Por Juan Carlos Lara Cañizares para o RH.com.br 
Freqüentemente escutamos dizer que as organizações estão em constante mudança. De fato, além de inevitáveis, as mudanças são necessárias para revitalizar a gestão da liderança e o comportamento humano no ambiente de trabalho. Saber lidar com as ocorrências emergenciais e imprevisíveis que geram instabilidade ao plano de mudança é a chave para atingir bons resultados nas tentativas de adequar o comportamento humano aos grandes desafios organizacionais.
A liderança é o uso da influência para dirigir e coordenar as atividades de um grupo organizado, assim como também a ocorrência de transações mutuamente gratificantes entre líderes e colaboradores dentro de um contexto situacional. Alguns dos erros, freqüentemente, acometidos no planejamento da mudança relacionam-se com a capacidade do líder de influenciar às pessoas, suas competências nas negociações e a sua capacidade pró-ativa em antecipar possíveis ameaças na mudança
Neste texto pretendo contribuir com o entendimento da questão do porquê do fracasso de planos de mudança, salientando o processo de formação de lideranças no ambiente de trabalho e os fatores psicológicos do relacionamento interpessoal. Os comentários são colocados em termos gerais abordando temas relacionados com a base emocional da liderança, o comportamento organizacional, a liderança situacional e a pró-atividade.
Um dos desafios da liderança é compatibilizar os objetivos organizacionais com os dos grupos e das pessoas. Portanto, na formação de liderança nos grupos organizados, os líderes devem facilitar o caminho para que os objetivos comuns sejam atingidos de forma eficiente, assim como apoiar e encorajar o atendimento das metas profissionais e pessoais, fazendo com que os sentimentos de ganhos sejam compartilhados em toda a organização.
A liderança é uma capacidade que pode ser desenvolvida pelas pessoas, ela é suscetível de ser institucionalizada como uma filosofia de trabalho. Nas diversas abordagens da liderança (comportamentais, contingenciais e contemporâneas), observa-se que o líder precisa de incorporar em seu comportamento qualidades que fazem com que ele seja legitimado pelas pessoas como o guia da busca dos bons resultados.
Das qualidades que o líder deve desenvolver, pouco têm se considerado sobre as emoções no comportamento humano. A liderança situacional nos indica que o líder desenvolve o seu estilo de acordo com as variáveis externas do seu relacionamento com os colaboradores. Mas, o que dizer sobre a base emocional do líder na tomada de decisões? Os problemas não estão na realidade, mas na sua interpretação. As pessoas reagem às percepções da realidade e não à realidade em si. Muitas vezes as situações de mudança são enxergadas como ameaçadoras em detrimento às oportunidades de criar alternativas para a solução de problemas. Neste sentido, um erro comum é perceber a mudança como uma situação inoportuna e reagir na base da conduta racional, desconhecendo as vantagens de retratar a realidade em múltiplas alternativas de soluções.
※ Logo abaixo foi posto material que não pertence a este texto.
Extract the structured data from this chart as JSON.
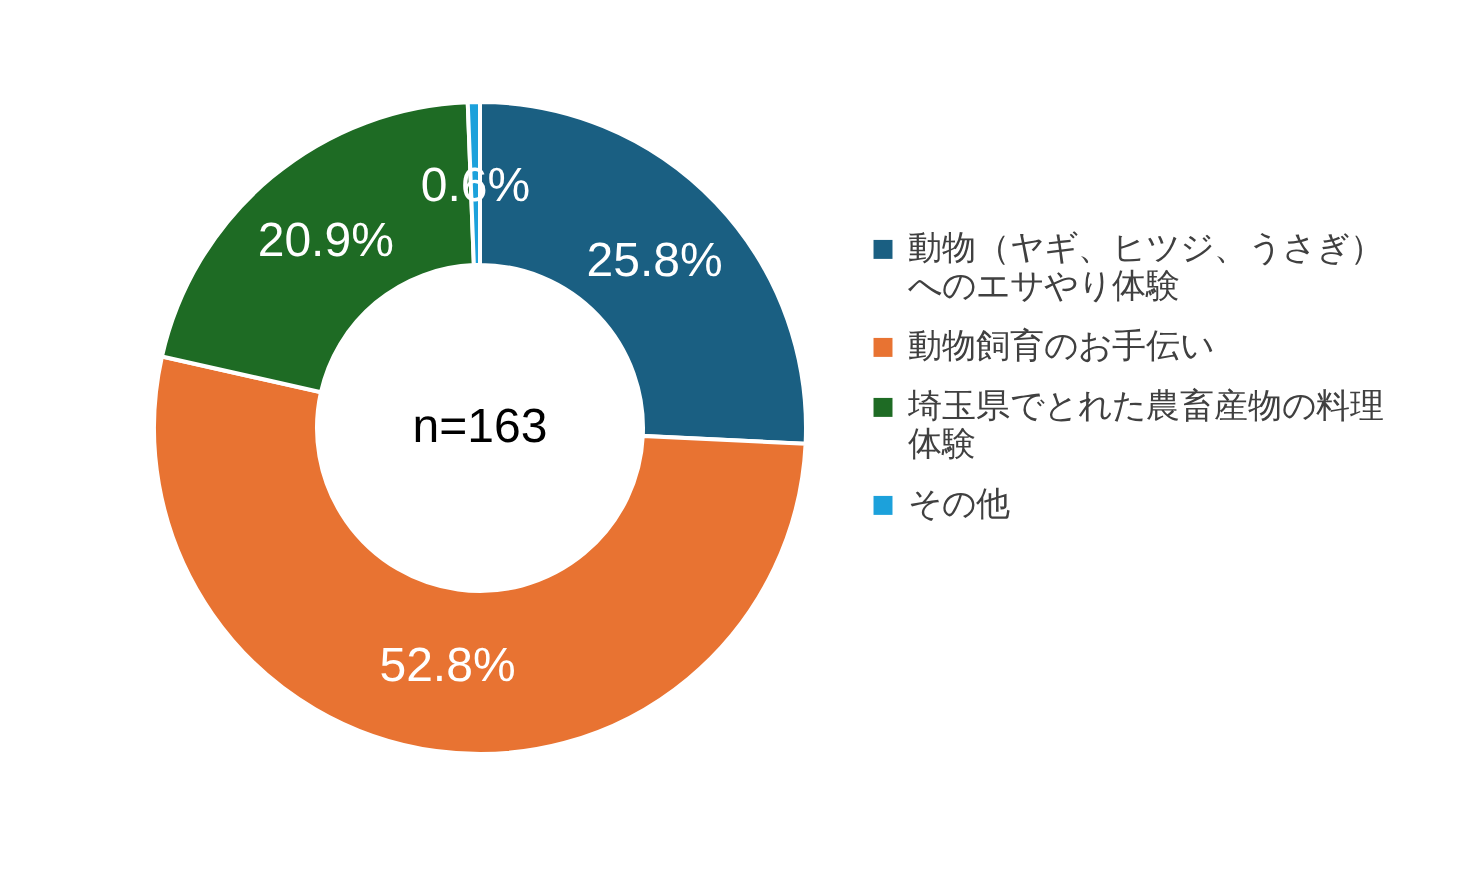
{
  "chart_data": {
    "type": "donut",
    "categories": [
      "動物（ヤギ、ヒツジ、うさぎ）へのエサやり体験",
      "動物飼育のお手伝い",
      "埼玉県でとれた農畜産物の料理体験",
      "その他"
    ],
    "values": [
      25.8,
      52.8,
      20.9,
      0.6
    ],
    "colors": [
      "#1a5f82",
      "#e87332",
      "#1e6b24",
      "#1ca1db"
    ],
    "value_labels": [
      "25.8%",
      "52.8%",
      "20.9%",
      "0.6%"
    ],
    "annotations": [
      "n=163"
    ],
    "legend": "right"
  }
}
A falta de uma liderança focada nas necessidades das pessoas é outro dos erros, freqüentemente, acometidos. Não devemos esquecer que a base das relações interpessoais encontra-se na capacidade de atingir os objetivos traçados, preservando os interesses dos outros. Os líderes devem esclarecer o caminho e estruturar as estratégias de mudança, negociando aquilo que a organização pretende atingir e oferecendo as condições ou meios necessários para alcançar as metas e os objetivos dos colaboradores. Estes objetivos são análogos entre si, mas se diferenciam quanto aos interesses particulares. Por um lado, as organizações procuram otimizar custos e elevar a qualidade dos seus produtos ou serviços, por outro, as pessoas procuram obter uma melhor qualidade de vida.
Outro motivo do fracasso das mudanças refere-se à falta de capacidade do líder em antecipar situações ameaçadoras. A gestão da liderança implica em planejar a implementação da mudança e tentar trazer à tona as possíveis situações que possam surgir. Um erro, freqüentemente, acometido é a não exploração da situação atual da organização, não questionando, por exemplo, sobre o que aconteceria no caso de se aplicar uma determinada política ou de deixar de fazer ou não inovar uma prática empresarial mantida ao longo dos anos. A pró-atividade é um recurso muito usado no planejamento de mudança em organizações com visão de futuro. Entretanto, aquelas que se eximem de praticar a pró-atividade, além de perder uma boa lição de aprendizado, limitam as suas possibilidades de serem eficientes e competitivas.
Os erros apontados neste texto são alguns dos indicativos, freqüentemente, observados em organizações nas quais a falta de conhecimento do processo de liderança e a incipiente comunicação são pontos fracos que têm minimizado as suas possibilidades de sucesso na implementação da mudança. Uma idéia, uma ação e uma boa orientação faz a diferencia entre o êxito na implementação de mudanças ou o fracasso da busca da eficiência organizacional.